Painting of the Turnquist-Baker house
Andalusia Star article about Charles Baker
Margaret Baker and her Lockhart Jr High 2nd grade class (1952-53)
The Turnquists were good friends with the Bakers. Margaret Ray (Baker) got to know the Turnquists when passing their house (below) as a young lady. She and her sisters walked to the lake from their home on 5th St and passed the Turnquists who were frequently on their front porch. When she married Charles Baker in 1916 the young couple bought the house next door. The sellers, Will Turnquist and wife, let the new couple borrow their dining set “for as long as they needed it”. The table remained “on loan” in that house for 66 years! In one respect this was convenient for the parents and grandparents because the children in the house were always reminded to sit up straight “because the chairs belonged to the Turnquists”. After the death of Margaret Ray Baker in 1986, the dining set was dutifully returned to the Turnquist heirs. A Turnquist granddaughter married an Eiland (Lewis) and resided in the Fred Turnquist house until recently.
Fred Turnquist house
Fred Turnquist house. This house was built in 1906 by Fred Turnquist. It faces the Florala Wetlands Park.

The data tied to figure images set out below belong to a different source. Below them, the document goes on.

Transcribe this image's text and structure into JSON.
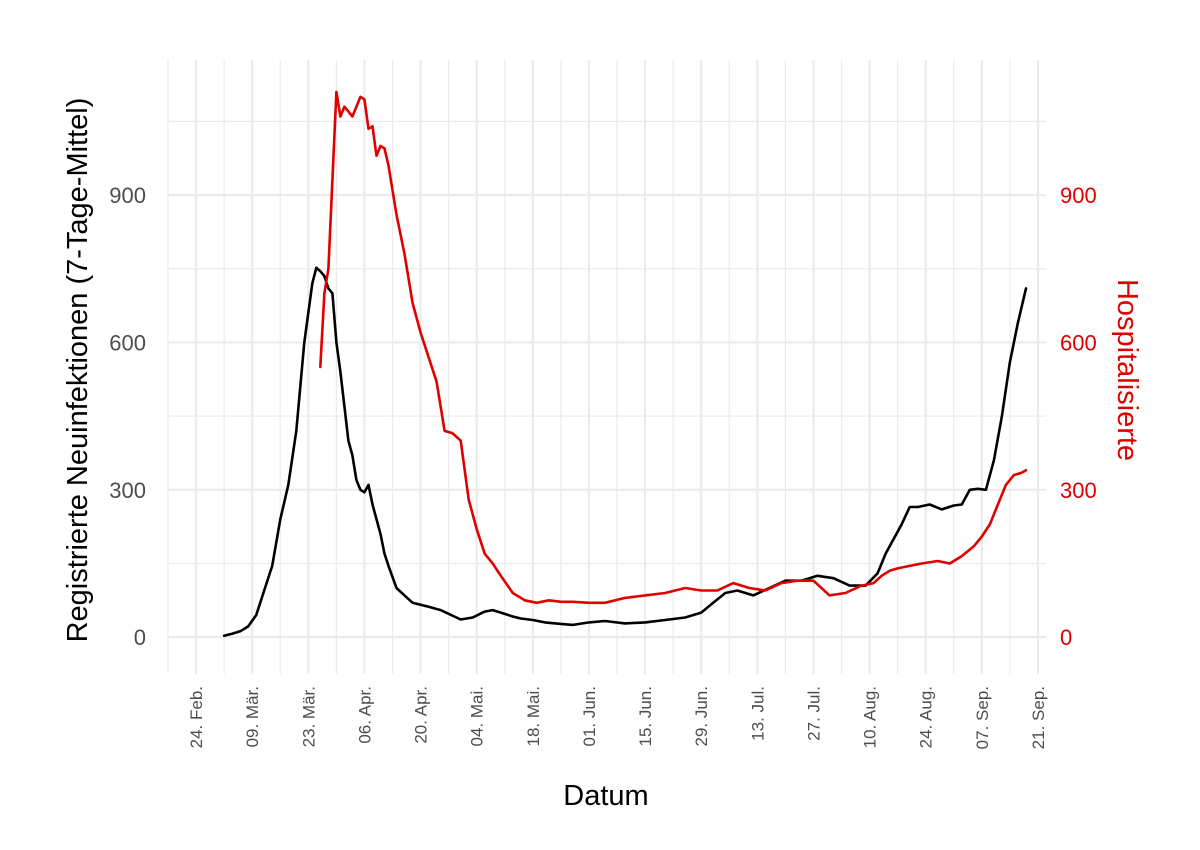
{
  "chart_data": {
    "type": "line",
    "xlabel": "Datum",
    "ylabel": "Registrierte Neuinfektionen (7-Tage-Mittel)",
    "y2label": "Hospitalisierte",
    "xlim": [
      "2020-02-17",
      "2020-09-23"
    ],
    "ylim": [
      -75,
      1175
    ],
    "y2lim": [
      -75,
      1175
    ],
    "x_tick_labels": [
      "24. Feb.",
      "09. Mär.",
      "23. Mär.",
      "06. Apr.",
      "20. Apr.",
      "04. Mai.",
      "18. Mai.",
      "01. Jun.",
      "15. Jun.",
      "29. Jun.",
      "13. Jul.",
      "27. Jul.",
      "10. Aug.",
      "24. Aug.",
      "07. Sep.",
      "21. Sep."
    ],
    "x_tick_dates": [
      "2020-02-24",
      "2020-03-09",
      "2020-03-23",
      "2020-04-06",
      "2020-04-20",
      "2020-05-04",
      "2020-05-18",
      "2020-06-01",
      "2020-06-15",
      "2020-06-29",
      "2020-07-13",
      "2020-07-27",
      "2020-08-10",
      "2020-08-24",
      "2020-09-07",
      "2020-09-21"
    ],
    "y_ticks": [
      0,
      300,
      600,
      900
    ],
    "y2_ticks": [
      0,
      300,
      600,
      900
    ],
    "grid": true,
    "colors": {
      "infections": "#000000",
      "hospitalized": "#e00000",
      "grid": "#ebebeb",
      "axis_text": "#4d4d4d"
    },
    "series": [
      {
        "axis": "left",
        "x": [
          "2020-03-02",
          "2020-03-04",
          "2020-03-06",
          "2020-03-08",
          "2020-03-10",
          "2020-03-12",
          "2020-03-14",
          "2020-03-16",
          "2020-03-18",
          "2020-03-20",
          "2020-03-22",
          "2020-03-24",
          "2020-03-25",
          "2020-03-26",
          "2020-03-27",
          "2020-03-28",
          "2020-03-29",
          "2020-03-30",
          "2020-03-31",
          "2020-04-01",
          "2020-04-02",
          "2020-04-03",
          "2020-04-04",
          "2020-04-05",
          "2020-04-06",
          "2020-04-07",
          "2020-04-08",
          "2020-04-09",
          "2020-04-10",
          "2020-04-11",
          "2020-04-12",
          "2020-04-14",
          "2020-04-16",
          "2020-04-18",
          "2020-04-19",
          "2020-04-20",
          "2020-04-22",
          "2020-04-25",
          "2020-04-30",
          "2020-05-03",
          "2020-05-06",
          "2020-05-08",
          "2020-05-10",
          "2020-05-13",
          "2020-05-15",
          "2020-05-18",
          "2020-05-21",
          "2020-05-25",
          "2020-05-28",
          "2020-06-01",
          "2020-06-05",
          "2020-06-10",
          "2020-06-15",
          "2020-06-20",
          "2020-06-25",
          "2020-06-29",
          "2020-07-02",
          "2020-07-05",
          "2020-07-08",
          "2020-07-12",
          "2020-07-16",
          "2020-07-20",
          "2020-07-24",
          "2020-07-28",
          "2020-08-01",
          "2020-08-05",
          "2020-08-09",
          "2020-08-12",
          "2020-08-14",
          "2020-08-16",
          "2020-08-18",
          "2020-08-20",
          "2020-08-22",
          "2020-08-25",
          "2020-08-28",
          "2020-08-31",
          "2020-09-02",
          "2020-09-04",
          "2020-09-06",
          "2020-09-08",
          "2020-09-10",
          "2020-09-12",
          "2020-09-14",
          "2020-09-16",
          "2020-09-18"
        ],
        "values": [
          3,
          7,
          12,
          22,
          45,
          95,
          145,
          240,
          310,
          420,
          600,
          720,
          752,
          745,
          735,
          710,
          700,
          600,
          540,
          470,
          400,
          370,
          320,
          300,
          295,
          310,
          270,
          240,
          210,
          170,
          145,
          100,
          85,
          70,
          68,
          66,
          62,
          55,
          36,
          40,
          52,
          55,
          50,
          42,
          38,
          35,
          30,
          27,
          25,
          30,
          33,
          28,
          30,
          35,
          40,
          50,
          70,
          90,
          95,
          85,
          100,
          115,
          115,
          125,
          120,
          105,
          105,
          130,
          170,
          200,
          230,
          265,
          265,
          270,
          260,
          268,
          270,
          300,
          302,
          300,
          360,
          450,
          560,
          640,
          710
        ]
      },
      {
        "axis": "right",
        "x": [
          "2020-03-26",
          "2020-03-27",
          "2020-03-28",
          "2020-03-29",
          "2020-03-30",
          "2020-03-31",
          "2020-04-01",
          "2020-04-02",
          "2020-04-03",
          "2020-04-04",
          "2020-04-05",
          "2020-04-06",
          "2020-04-07",
          "2020-04-08",
          "2020-04-09",
          "2020-04-10",
          "2020-04-11",
          "2020-04-12",
          "2020-04-14",
          "2020-04-16",
          "2020-04-18",
          "2020-04-20",
          "2020-04-22",
          "2020-04-24",
          "2020-04-26",
          "2020-04-28",
          "2020-04-30",
          "2020-05-02",
          "2020-05-04",
          "2020-05-06",
          "2020-05-08",
          "2020-05-10",
          "2020-05-13",
          "2020-05-16",
          "2020-05-19",
          "2020-05-22",
          "2020-05-25",
          "2020-05-28",
          "2020-06-01",
          "2020-06-05",
          "2020-06-10",
          "2020-06-15",
          "2020-06-20",
          "2020-06-25",
          "2020-06-29",
          "2020-07-03",
          "2020-07-07",
          "2020-07-11",
          "2020-07-15",
          "2020-07-19",
          "2020-07-23",
          "2020-07-27",
          "2020-07-31",
          "2020-08-04",
          "2020-08-08",
          "2020-08-11",
          "2020-08-13",
          "2020-08-15",
          "2020-08-17",
          "2020-08-20",
          "2020-08-23",
          "2020-08-27",
          "2020-08-30",
          "2020-09-02",
          "2020-09-05",
          "2020-09-07",
          "2020-09-09",
          "2020-09-11",
          "2020-09-13",
          "2020-09-15",
          "2020-09-17",
          "2020-09-18"
        ],
        "values": [
          550,
          700,
          750,
          930,
          1110,
          1060,
          1080,
          1070,
          1060,
          1080,
          1100,
          1095,
          1035,
          1040,
          980,
          1000,
          995,
          960,
          860,
          780,
          680,
          620,
          570,
          520,
          420,
          415,
          400,
          280,
          220,
          170,
          150,
          125,
          90,
          75,
          70,
          75,
          72,
          72,
          70,
          70,
          80,
          85,
          90,
          100,
          95,
          95,
          110,
          100,
          95,
          110,
          115,
          115,
          85,
          90,
          105,
          110,
          125,
          135,
          140,
          145,
          150,
          155,
          150,
          165,
          185,
          205,
          230,
          270,
          310,
          330,
          335,
          340
        ]
      }
    ]
  }
}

The above picture is of Jessie Ray (foreground) and Bridie Hughes. We estimate that the picture was taken around 1907-1910. If you enlarge the image and look closely in the background you will see both the Turnquist-Eiland house (left) and the Turnquist-Baker house (right). The Turnquist-Baker house had a slightly different roof profile then due to a chimney fixture. The Turnquist brothers and their families lived in the houses at the time of this picture. The marsh area (now Florala Wetlands Park) was not nearly as dense in vegetation as now. Stumps are evident in the picture showing that trees were cut from this area, maybe for building purposes or perhaps a better lake view.
The Turnquist Tailor shop was located in the Flatiron building. The picture below (ca 1905) seems to be a promotional photo made for the businesses in this building. Will Turnquist, Fred and nephew Wilmer Turnquist are seen in the upstairs windows at their shop. The Florala News, owned for several years by William C McLauchlin, was also housed in this building. The Flatiron building still exists (see below). It was so called because of its trianglar shape – like the Flatiron/Fuller building in New York City(1902). Its shape allowed the Central of Georgia railroad track to pass behind it at an angle as it traversed 5th Ave.